Though such specialists are used in dozens of countries around the world, the tribes had to compromise on that provision, limiting the program to Alaska and subjecting it to review after four years.
Tribal advocates say other provisions that held up the bill related to co-payments for Medicare and Medicaid and the extension of the Federal Tort Claims coverage to third-party providers of health care to tribes.
The bills – both more than 300 pages long – begin by stating, "Federal health services to maintain and improve the health of the Indians are consonant with and required by the federal government’s historical and unique legal relationship with, and resulting responsibility to, the American Indian people." The language also states that a major national goal of the US is to raise the health status of American Indians to "the highest possible level."
But some Native health advocates see this as empty rhetoric. "We have a federal government… [that] is essentially turning their head on a population of the US that is increasingly getting sicker," said Joe Finkbonner, executive director of the Northwest Portland Area Indian Health Board and member of the Lummi Nation in Washington.

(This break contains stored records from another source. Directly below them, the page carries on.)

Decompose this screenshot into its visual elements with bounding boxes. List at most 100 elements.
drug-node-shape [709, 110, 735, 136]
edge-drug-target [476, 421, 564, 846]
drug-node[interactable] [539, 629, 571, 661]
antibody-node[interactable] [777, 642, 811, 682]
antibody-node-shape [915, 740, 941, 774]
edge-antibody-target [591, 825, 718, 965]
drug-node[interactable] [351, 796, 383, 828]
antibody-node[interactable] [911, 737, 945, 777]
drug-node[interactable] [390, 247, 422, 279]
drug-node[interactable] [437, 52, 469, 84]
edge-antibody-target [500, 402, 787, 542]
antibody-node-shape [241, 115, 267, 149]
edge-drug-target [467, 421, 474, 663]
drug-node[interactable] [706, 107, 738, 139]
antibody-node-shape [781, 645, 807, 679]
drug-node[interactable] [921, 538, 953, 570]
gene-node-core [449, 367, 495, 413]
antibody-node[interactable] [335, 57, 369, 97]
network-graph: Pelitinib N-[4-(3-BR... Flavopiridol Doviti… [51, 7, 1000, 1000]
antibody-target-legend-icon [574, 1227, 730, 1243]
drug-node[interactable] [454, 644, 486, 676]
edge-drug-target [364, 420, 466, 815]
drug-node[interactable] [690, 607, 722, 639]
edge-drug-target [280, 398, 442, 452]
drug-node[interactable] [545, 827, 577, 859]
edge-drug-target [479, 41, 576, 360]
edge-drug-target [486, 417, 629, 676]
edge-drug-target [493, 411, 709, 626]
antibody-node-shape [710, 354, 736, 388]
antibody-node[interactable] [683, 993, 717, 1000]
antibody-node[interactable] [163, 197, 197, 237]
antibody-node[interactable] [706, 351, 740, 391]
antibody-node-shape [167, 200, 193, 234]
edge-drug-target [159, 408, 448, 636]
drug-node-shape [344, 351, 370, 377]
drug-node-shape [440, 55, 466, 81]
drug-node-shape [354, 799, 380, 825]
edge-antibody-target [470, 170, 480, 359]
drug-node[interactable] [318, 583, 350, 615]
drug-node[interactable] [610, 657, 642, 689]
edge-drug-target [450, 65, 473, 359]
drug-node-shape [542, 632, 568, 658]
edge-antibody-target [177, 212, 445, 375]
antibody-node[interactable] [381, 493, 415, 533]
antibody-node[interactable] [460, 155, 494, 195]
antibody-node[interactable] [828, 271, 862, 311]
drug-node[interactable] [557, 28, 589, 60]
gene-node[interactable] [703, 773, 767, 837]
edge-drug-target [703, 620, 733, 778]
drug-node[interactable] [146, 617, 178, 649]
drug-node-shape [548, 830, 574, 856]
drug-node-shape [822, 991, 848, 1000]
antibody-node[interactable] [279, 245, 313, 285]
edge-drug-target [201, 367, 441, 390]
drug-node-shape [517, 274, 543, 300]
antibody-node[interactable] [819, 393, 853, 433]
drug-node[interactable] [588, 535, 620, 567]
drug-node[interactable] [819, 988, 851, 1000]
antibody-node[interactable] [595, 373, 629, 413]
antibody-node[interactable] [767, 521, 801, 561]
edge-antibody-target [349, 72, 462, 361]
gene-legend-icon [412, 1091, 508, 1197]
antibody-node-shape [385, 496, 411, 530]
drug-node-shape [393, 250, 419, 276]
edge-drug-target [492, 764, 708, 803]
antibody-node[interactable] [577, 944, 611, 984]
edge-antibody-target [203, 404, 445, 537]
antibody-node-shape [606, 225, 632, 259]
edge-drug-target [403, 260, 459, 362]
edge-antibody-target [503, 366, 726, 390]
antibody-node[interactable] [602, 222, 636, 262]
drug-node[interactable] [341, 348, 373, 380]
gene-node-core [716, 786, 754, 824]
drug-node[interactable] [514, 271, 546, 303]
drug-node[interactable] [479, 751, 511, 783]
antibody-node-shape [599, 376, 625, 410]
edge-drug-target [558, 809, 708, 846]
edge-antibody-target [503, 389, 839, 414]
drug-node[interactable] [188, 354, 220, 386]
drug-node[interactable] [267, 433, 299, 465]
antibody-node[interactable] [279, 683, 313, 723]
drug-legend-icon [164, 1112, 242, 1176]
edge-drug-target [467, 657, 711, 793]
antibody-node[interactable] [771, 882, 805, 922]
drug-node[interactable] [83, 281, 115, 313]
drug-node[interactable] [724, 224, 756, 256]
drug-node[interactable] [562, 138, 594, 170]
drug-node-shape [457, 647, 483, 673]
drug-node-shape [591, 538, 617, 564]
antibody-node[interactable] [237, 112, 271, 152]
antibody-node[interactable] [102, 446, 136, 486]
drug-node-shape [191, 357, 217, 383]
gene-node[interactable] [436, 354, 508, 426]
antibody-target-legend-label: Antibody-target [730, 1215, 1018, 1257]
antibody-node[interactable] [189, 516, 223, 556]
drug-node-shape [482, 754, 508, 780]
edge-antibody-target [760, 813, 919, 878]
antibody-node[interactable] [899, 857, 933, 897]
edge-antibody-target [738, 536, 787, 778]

According to the Indian Health Service, American Indians experience drastically higher rates of many health problems than the rest of the US population. According to January 2006 statistics on the agency’s website, American Indians have seven times the rate of tuberculosis, more than six times the rate of alcoholism, nearly three times the rate of diabetes and a 62 percent higher rate of suicide.

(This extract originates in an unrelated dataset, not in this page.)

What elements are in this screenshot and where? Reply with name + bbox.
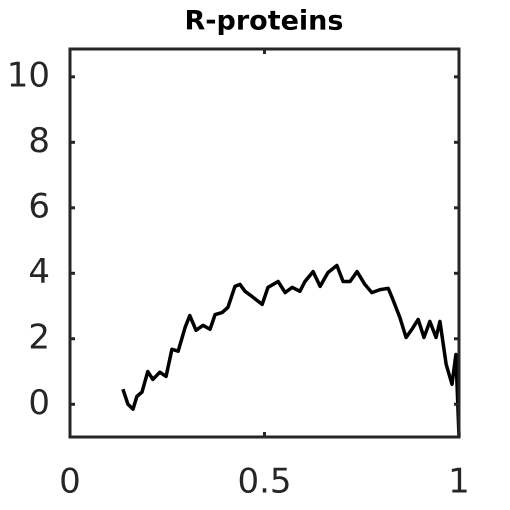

The Indian Health Service also estimates that more than two-thirds of health care that is needed for American Indians and Alaskan Natives is denied.

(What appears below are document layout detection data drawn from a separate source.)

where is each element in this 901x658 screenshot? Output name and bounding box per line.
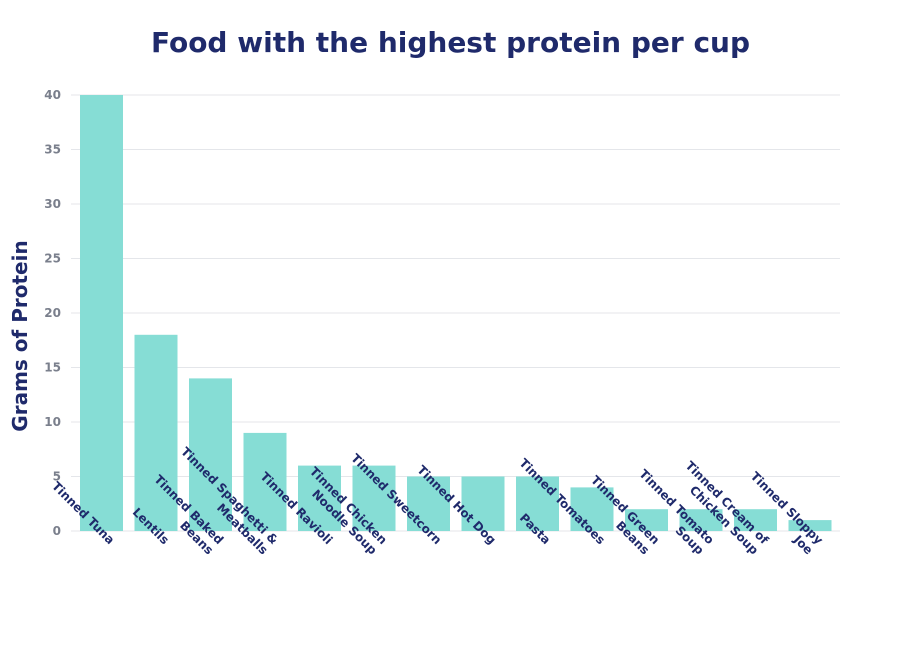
bar bbox=[298, 465, 341, 531]
bar bbox=[625, 509, 668, 531]
y-tick-label: 35 bbox=[44, 143, 61, 157]
chart-title: Food with the highest protein per cup bbox=[150, 26, 751, 59]
bar bbox=[734, 509, 777, 531]
bar bbox=[516, 476, 559, 531]
y-tick-label: 40 bbox=[44, 88, 61, 102]
y-tick-label: 25 bbox=[44, 252, 61, 266]
bar bbox=[570, 487, 614, 531]
y-tick-label: 30 bbox=[44, 197, 61, 211]
bar bbox=[788, 520, 832, 531]
y-tick-label: 5 bbox=[53, 470, 61, 484]
bar bbox=[80, 95, 123, 531]
y-tick-label: 20 bbox=[44, 306, 61, 320]
bars bbox=[80, 95, 832, 531]
y-tick-label: 0 bbox=[53, 524, 61, 538]
bar bbox=[243, 432, 287, 531]
bar bbox=[679, 509, 723, 531]
bar bbox=[461, 476, 505, 531]
bar bbox=[189, 378, 232, 531]
bar bbox=[352, 465, 396, 531]
y-tick-label: 15 bbox=[44, 361, 61, 375]
y-axis-label: Grams of Protein bbox=[8, 240, 32, 431]
bar bbox=[407, 476, 450, 531]
grid-lines bbox=[71, 94, 840, 532]
y-tick-label: 10 bbox=[44, 415, 61, 429]
bar bbox=[134, 334, 178, 531]
y-axis-ticks: 0 5 10 15 20 25 30 35 40 bbox=[44, 88, 61, 538]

A 2004 report on Native American health issued by the US Commission on Civil Rights connected these divergent realities to a continued climate of racism in the US.
“While some disparities result from intentional discrimination based on race or ethnicity, more frequently discrimination must be inferred from the continued existence of a chronically underfunded, understaffed and inadequate healthcare delivery system,” wrote the report’s authors. “For Native Americans, the existence of glaring disparities across a wide range of health-status, outcome and service indicators – combined with the manner in which the disparities mirror patterns of historical discrimination – makes a convincing argument that the current situation is in fact discriminatory.”
The report found that inadequate federal funding was a major obstacle to eliminating disparities in Native American health care. It stated that annual increases in funding for the Indian Health Service did not include adjustments for inflation or population growth and were significantly less than those allocated to other arms of the Health and Human Services Dept.
The lack of funding often means Native health providers can only offer so-called "life or limb" services to the most desperate.
Speaking on the Senate floor in June, Senator Byron Dorgan (R–North Dakota) shared the message of a tribal chairman in his state: "Don't get sick after June," because the funding has run out for Contract Health Services.
Dorgan, who has visited reservations’ health facilities and talked to tribes about their experiences, told his colleagues, "It is not uncommon to see 75 people stand in line waiting to have a prescription filled." Dorgan added that he also visited a health care facility where one dentist was in charge of serving 5,000 people from a small trailer house.
Finkbonner and Roberts believe the biggest barrier to securing an adequate level of funding for Native health care goes back to the federal government’s failure to uphold the federal trust obligation.
"This administration is treating the American Indian population as a special-interest group," said Finkbonner. "This administration… [chooses] to look at it as a civil-rights issue of not wanting to treat Indians differently from other races. So in that regard, whether that’s a true belief or whether they’re using that as an argument to justify less spending, the result is the same: it’s still an underfunding of the Indian health system."